Os ricos buscam hoje se diferenciar com cultura, mas, em conversa ontem com um professor amigo meu da Columbia University, que está em férias em São Paulo, ele reiterou um movimento da rainha que está abalando inclusive o jogo da cultura: o populacho está chegando à cultura. As TED Talks têm milhões de visualizações (até pouco tempo estava no Netflix – hoje há palestras relacionadas de “gurus”), a madame dos Jardins precisa sentar-se do lado do adolescente hipster que se endivida para pagar o curso de história da arte do Rodrigo Naves, a classe média lota o Masp para ver Toulouse-Lautrec, já lotou a Pinacoteca, lota a Bienal de Veneza para ver Damien Hirst. De modo que ontem, já no terceiro café, nos perguntamos: mas e aí, quando o rico não conseguir mais se distinguir nem culturalmente da classe média, para onde ele vai? Pulará em alto-mar?

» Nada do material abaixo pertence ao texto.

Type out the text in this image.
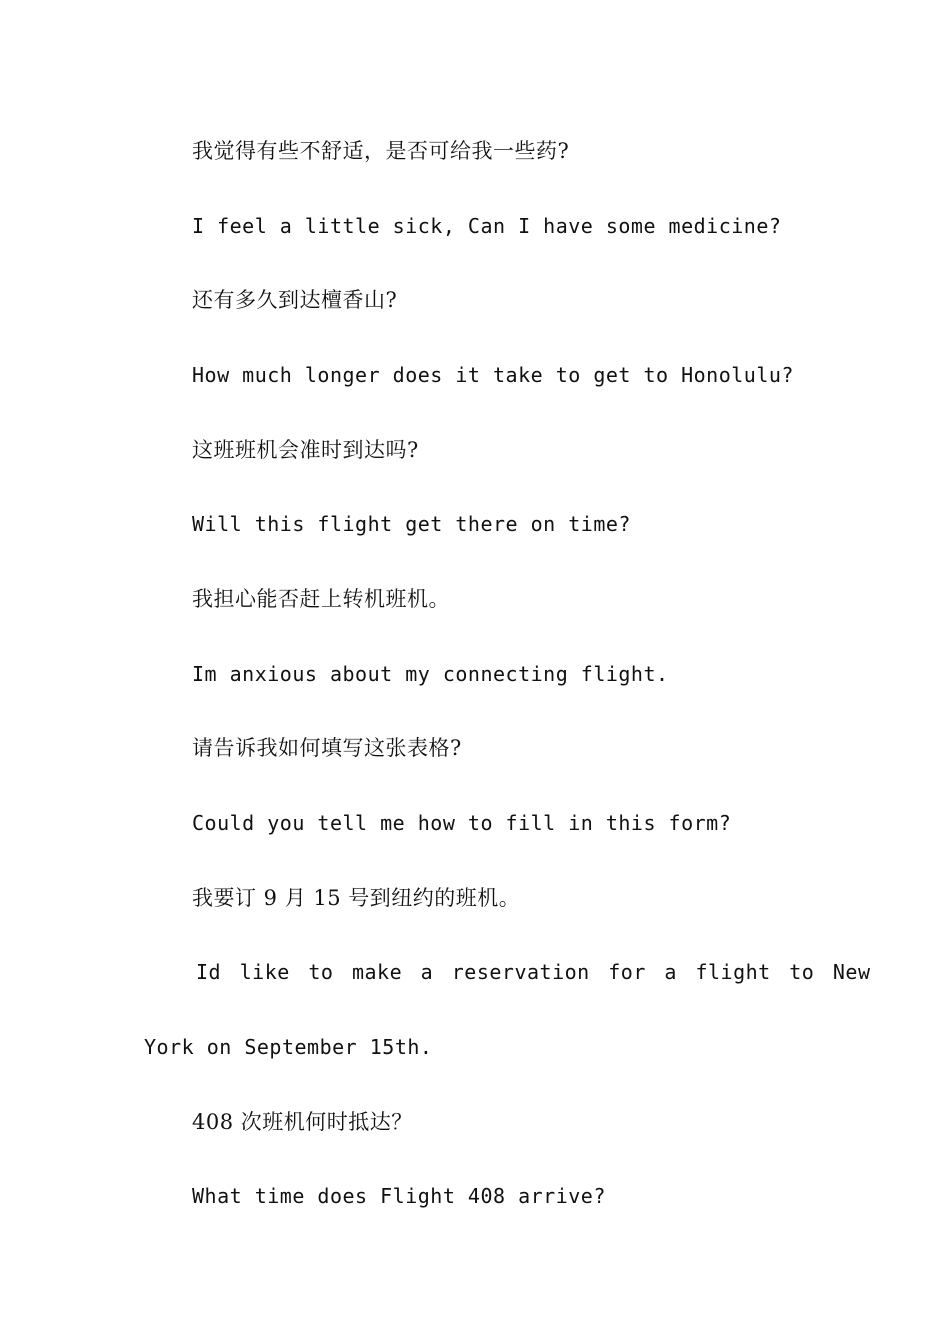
我觉得有些不舒适，是否可给我一些药?
I feel a little sick, Can I have some medicine?
还有多久到达檀香山?
How much longer does it take to get to Honolulu?
这班班机会准时到达吗?
Will this flight get there on time?
我担心能否赶上转机班机。
Im anxious about my connecting flight.
请告诉我如何填写这张表格?
Could you tell me how to fill in this form?
我要订 9 月 15 号到纽约的班机。
Id like to make a reservation for a flight to New
York on September 15th.
408 次班机何时抵达？
What time does Flight 408 arrive?
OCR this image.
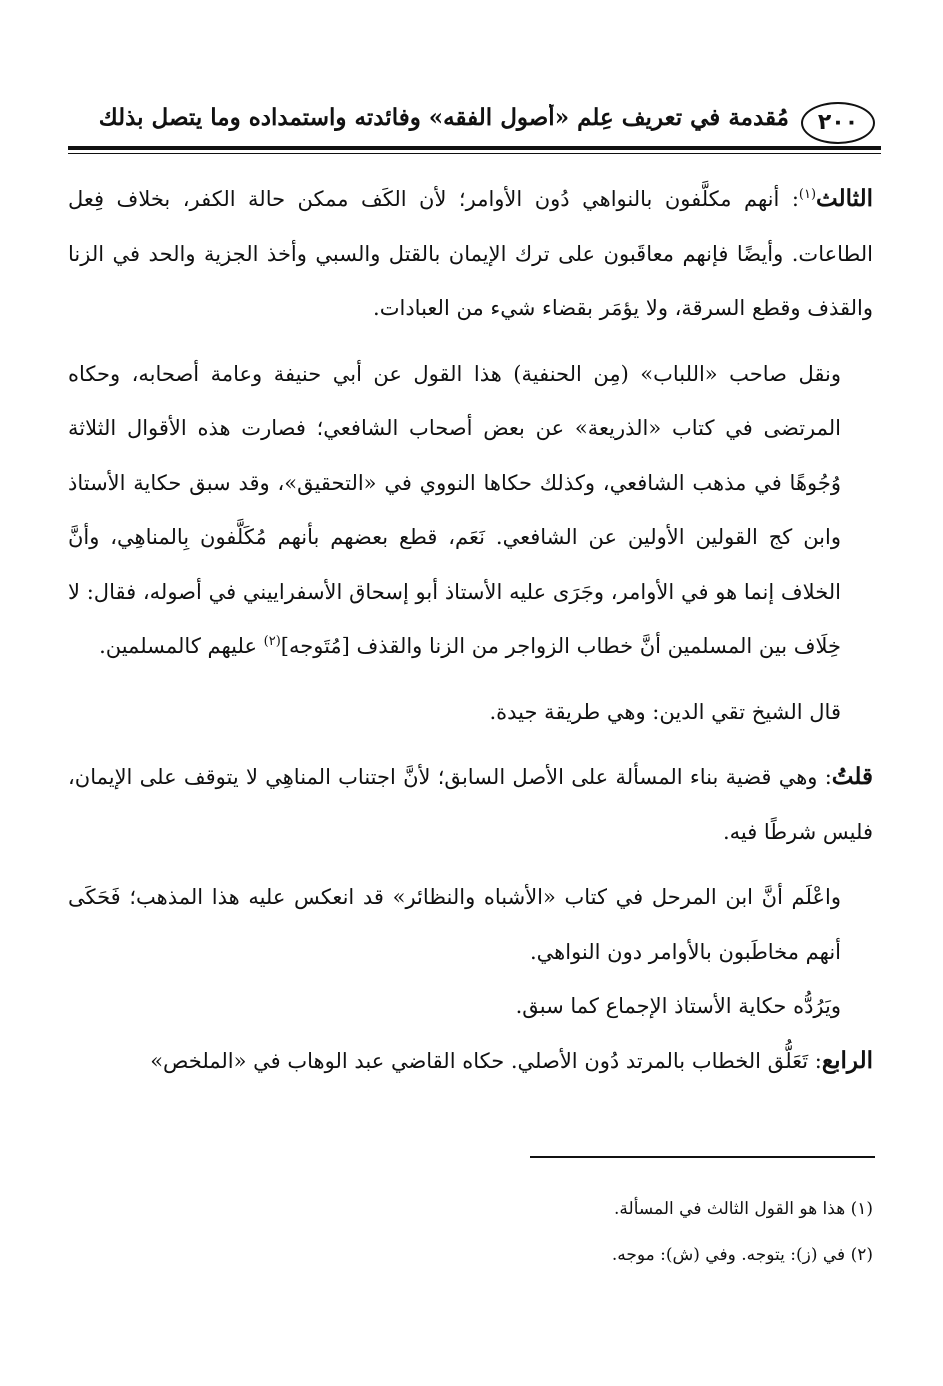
٢٠٠
مُقدمة في تعريف عِلم «أصول الفقه» وفائدته واستمداده وما يتصل بذلك

الثالث$^{(١)}$: أنهم مكلَّفون بالنواهي دُون الأوامر؛ لأن الكَف ممكن حالة الكفر، بخلاف فِعل الطاعات. وأيضًا فإنهم معاقَبون على ترك الإيمان بالقتل والسبي وأخذ الجزية والحد في الزنا والقذف وقطع السرقة، ولا يؤمَر بقضاء شيء من العبادات.

ونقل صاحب «اللباب» (مِن الحنفية) هذا القول عن أبي حنيفة وعامة أصحابه، وحكاه المرتضى في كتاب «الذريعة» عن بعض أصحاب الشافعي؛ فصارت هذه الأقوال الثلاثة وُجُوهًا في مذهب الشافعي، وكذلك حكاها النووي في «التحقيق»، وقد سبق حكاية الأستاذ وابن كج القولين الأولين عن الشافعي. نَعَم، قطع بعضهم بأنهم مُكَلَّفون بِالمناهِي، وأنَّ الخلاف إنما هو في الأوامر، وجَرَى عليه الأستاذ أبو إسحاق الأسفراييني في أصوله، فقال: لا خِلَاف بين المسلمين أنَّ خطاب الزواجر من الزنا والقذف [مُتَوجه]$^{(٢)}$ عليهم كالمسلمين.

قال الشيخ تقي الدين: وهي طريقة جيدة.

قلتُ: وهي قضية بناء المسألة على الأصل السابق؛ لأنَّ اجتناب المناهِي لا يتوقف على الإيمان، فليس شرطًا فيه.

واعْلَم أنَّ ابن المرحل في كتاب «الأشباه والنظائر» قد انعكس عليه هذا المذهب؛ فَحَكَى أنهم مخاطَبون بالأوامر دون النواهي.

ويَرُدُّه حكاية الأستاذ الإجماع كما سبق.

الرابع: تَعَلُّق الخطاب بالمرتد دُون الأصلي. حكاه القاضي عبد الوهاب في «الملخص»

(١) هذا هو القول الثالث في المسألة.

(٢) في (ز): يتوجه. وفي (ش): موجه.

Me, I’m a loner, como diz Clint Eastwood. Não paguei um tostão para aprender sobre os dybbuks que atormentam minha alma, nunca tive muita grana para correr atrás do que Freud dizia sobre mim mesmo, então era o dinheiro da condução para a biblioteca. Nem nunca paguei universidade, ou curso para me ensinarem sobre as reais motivações do capitão Ahab. Porque aquelas motivações doentias eram minhas, à noite, à meia-luz, páginas virando furiosamente, arpão à mão esquerda e meu coração estraçalhado à direita.